Apa de Guapimirim
Shirley Costa
Neste mês de junho, nós, editores do portal Baixada Fácil, Shirley e Eduardo, fizemos um passeio diferente pela Baixada Fluminense. Nos juntamos ao grupo da gestora ambiental Theresa Chaves, do setor de Educação Ambiental da Prefeitura de Guapimirim, e partimos para conhecer de perto a APA Guapi-Mirim, considerada o "Pantanal Fluminense". Não fomos surpreendidos por nenhum jacaré — apesar do local abrigar espécie desse réptil — ou cobra gigante. Mas a visita agrada dos mais aos menos aventureiros, graças à abundância de belezas naturais e ao conhecimento adquirido sobre esse cantinho ainda conservado da Baía de Guanabara.

Rio da APA de Guapi-Mirim | Foto: Eduardo Ribeiro
Criada em 1984, a Área de Proteção Ambiental de Guapi-Mirim possui mais de 14 mil hectares e é a primeira unidade de conservação do Brasil. O território abrange parte dos municípios de Magé, Guapimirim, Itaboraí e São Gonçalo. A área de proteção é resultado de um movimento ambientalista da sociedade civil organizada e da comunidade científica. Entre os principais objetivos estão a proteção dos remanescentes de manguezais no recôncavo da Baía de Guanabara e a defesa da permanência e sobrevivência de populações humanas que mantêm ainda características tradicionais no convívio com a natureza.
A semelhança com o Pantanal mato-grossense é logo percebida. Assim como essa região, a Apa possui rios caudalosos, extenso manguezal e diversidade de fauna e flora. Os rios mais famosos são o Caceribu, o Guaraí e o Guapirimim. A área abriga 171 espécies de aves, 15 de peixes, dezenas de mamíferos, anfíbios e répteis. Entre os animais ameaçados de extinção, que habitam a unidade de conservação, estão o jacaré-do-papo-amarelo e as aves biguatinga e marreca-caneleira.
No entanto, apesar dos esforços de conservação, o local ainda sofre várias ameaças ao seu ecossistema. Se antes da consolidação da APA, a área era alvo fácil de madeireiras e de caçadores ilegais, hoje, os maiores riscos vêm das grandes indústrias do entorno da Baía de Guanabara, como a Refinaria Duque de Caxias (Reduc) e o Complexo Petroquímico do Rio de Janeiro (Comperj). “A Apa está no centro de várias unidades poluidoras, por isso fica muito vulnerável a vazamentos”, explica a bióloga da unidade, Andressa Pieroni.

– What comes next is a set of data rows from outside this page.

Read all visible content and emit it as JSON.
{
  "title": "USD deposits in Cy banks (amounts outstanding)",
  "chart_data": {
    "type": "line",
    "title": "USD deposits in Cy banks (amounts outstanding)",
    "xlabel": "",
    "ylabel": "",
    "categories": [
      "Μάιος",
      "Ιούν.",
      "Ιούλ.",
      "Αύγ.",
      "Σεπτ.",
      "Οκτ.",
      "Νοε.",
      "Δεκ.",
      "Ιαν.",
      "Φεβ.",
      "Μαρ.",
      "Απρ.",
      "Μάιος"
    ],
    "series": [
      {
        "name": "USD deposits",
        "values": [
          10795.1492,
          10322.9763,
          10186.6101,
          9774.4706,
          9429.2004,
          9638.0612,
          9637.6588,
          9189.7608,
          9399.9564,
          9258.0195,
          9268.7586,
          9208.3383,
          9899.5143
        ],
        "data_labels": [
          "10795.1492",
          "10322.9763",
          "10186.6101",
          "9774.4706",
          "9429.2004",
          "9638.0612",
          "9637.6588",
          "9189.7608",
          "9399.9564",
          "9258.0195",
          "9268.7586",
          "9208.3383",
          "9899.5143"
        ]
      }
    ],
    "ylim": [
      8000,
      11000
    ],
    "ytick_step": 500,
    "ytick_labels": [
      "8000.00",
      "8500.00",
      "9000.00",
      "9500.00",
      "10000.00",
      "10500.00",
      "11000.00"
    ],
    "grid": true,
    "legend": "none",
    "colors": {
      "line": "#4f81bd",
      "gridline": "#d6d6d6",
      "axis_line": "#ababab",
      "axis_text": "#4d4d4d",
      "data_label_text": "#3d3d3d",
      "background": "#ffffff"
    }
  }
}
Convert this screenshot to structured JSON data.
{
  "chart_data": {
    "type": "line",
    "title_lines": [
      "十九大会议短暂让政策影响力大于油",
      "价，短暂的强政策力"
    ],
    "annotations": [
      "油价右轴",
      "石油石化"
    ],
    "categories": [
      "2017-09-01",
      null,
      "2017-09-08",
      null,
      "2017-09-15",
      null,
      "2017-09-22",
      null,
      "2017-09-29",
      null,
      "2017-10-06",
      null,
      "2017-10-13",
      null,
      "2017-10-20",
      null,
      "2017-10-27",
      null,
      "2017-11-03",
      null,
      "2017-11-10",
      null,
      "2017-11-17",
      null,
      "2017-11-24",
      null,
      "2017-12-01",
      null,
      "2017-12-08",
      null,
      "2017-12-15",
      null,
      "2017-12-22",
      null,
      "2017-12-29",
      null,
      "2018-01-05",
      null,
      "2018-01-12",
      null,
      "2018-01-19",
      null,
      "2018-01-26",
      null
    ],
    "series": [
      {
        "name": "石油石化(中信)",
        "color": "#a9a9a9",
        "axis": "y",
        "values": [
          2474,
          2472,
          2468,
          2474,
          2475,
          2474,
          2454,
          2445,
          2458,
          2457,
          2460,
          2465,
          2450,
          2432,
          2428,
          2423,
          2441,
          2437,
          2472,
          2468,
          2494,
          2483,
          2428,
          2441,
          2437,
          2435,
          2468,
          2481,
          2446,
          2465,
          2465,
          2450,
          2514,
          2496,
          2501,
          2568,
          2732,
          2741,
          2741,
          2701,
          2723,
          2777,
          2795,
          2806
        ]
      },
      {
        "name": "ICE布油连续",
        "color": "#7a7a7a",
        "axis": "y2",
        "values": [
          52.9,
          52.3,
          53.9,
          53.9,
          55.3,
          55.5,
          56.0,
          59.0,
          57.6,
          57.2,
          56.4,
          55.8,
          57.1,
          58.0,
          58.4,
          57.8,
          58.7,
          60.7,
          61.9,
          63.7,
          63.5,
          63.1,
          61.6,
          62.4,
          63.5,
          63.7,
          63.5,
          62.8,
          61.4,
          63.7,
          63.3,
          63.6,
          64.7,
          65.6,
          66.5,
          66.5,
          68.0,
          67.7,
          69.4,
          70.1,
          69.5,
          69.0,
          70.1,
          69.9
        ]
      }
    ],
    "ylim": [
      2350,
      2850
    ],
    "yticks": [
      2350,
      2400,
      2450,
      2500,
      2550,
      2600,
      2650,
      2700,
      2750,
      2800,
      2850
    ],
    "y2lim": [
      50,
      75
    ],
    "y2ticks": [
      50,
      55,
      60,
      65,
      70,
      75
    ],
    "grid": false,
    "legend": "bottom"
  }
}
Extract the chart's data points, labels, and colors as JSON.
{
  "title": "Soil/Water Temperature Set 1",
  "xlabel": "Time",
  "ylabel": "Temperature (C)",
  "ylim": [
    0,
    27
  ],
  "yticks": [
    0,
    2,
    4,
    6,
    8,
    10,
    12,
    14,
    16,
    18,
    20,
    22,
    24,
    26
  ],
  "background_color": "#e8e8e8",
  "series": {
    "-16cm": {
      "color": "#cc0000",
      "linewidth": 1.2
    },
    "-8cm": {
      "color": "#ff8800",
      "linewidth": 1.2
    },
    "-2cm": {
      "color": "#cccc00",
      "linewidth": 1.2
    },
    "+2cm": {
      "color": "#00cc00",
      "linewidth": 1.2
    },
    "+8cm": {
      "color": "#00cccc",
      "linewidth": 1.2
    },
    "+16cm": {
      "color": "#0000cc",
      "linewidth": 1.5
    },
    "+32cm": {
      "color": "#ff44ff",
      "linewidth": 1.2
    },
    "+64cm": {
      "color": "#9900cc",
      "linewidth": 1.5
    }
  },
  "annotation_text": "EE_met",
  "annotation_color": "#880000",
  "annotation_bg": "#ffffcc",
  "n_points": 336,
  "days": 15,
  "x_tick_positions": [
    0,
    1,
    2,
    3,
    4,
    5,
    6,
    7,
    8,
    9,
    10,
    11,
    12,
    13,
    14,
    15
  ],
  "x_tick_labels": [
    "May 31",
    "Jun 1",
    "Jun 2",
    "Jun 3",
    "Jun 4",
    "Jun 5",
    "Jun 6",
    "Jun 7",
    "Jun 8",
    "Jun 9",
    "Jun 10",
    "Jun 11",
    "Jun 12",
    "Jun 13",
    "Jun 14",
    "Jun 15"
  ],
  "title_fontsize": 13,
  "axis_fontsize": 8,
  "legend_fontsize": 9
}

Biguás no fundo da Baía de Guanabara | Foto: Eduardo Ribeiro
Em casos de danos ambientais, as empresas poluidoras recebem multas, que são convertidas em bens para as unidades de conservação, tanto para a APA Guapi-Mirim, como para a Estação Ecológica da Guanabara, área mais restrita, com dois mil hectares, localizada no interior da APA — as duas possuem gestão integrada.
Outro meio utilizado para o sucesso na conservação do lugar é a integração dos gestores e técnicos ambientais com os moradores. “Eles têm o conhecimento técnico e nós possuímos a experiência do dia a dia”, disse o barqueiro Malafaia. O pescador faz parte da cooperativa Manguezal Fluminense, e é autorizado a conduzir turistas e visitantes pelos rios da APA.

Pescador Malafaia | Foto: Eduardo Ribeiro
O pescador Russo, que também é autorizado a realizar passeios de barco pela unidade, conta que já trabalhou para madeireiras, mas que agora está "do outro lado". “O nosso conhecimento da região é muito importante para este ambiente. Hoje, me sinto bem em poder ajudar na conservação da APA”, comentou ele.

Manguezais da APA de Guapi-Mirim | Foto: Eduardo Ribeiro
Os interessados em conhecer de perto esse paraíso ecológico, que está a apenas 70 km do município do Rio de Janeiro, podem agendar uma visita por meio do telefone (21) 2633-0079. A entrada é gratuita. Já o passeio de barco pelos rios da APA custa em torno de R$300 e a embarcação comporta até quatro pessoas. Neste caso, o agendamento deve ser feito pelos telefones: (21) 98332-7734 (Malafaia) ou (21) 98836-9841 (Russo).
A APA Guapi-Mirim tem como chefe o biólogo Mauricio Barbosa Muniz. Já o responsável pela Estação Ecológica Guanabara é Klinton Vieira Senra. O endereço é BR 493, Km 12,8, Vale das Pedrinhas - Guapimirim - RJ.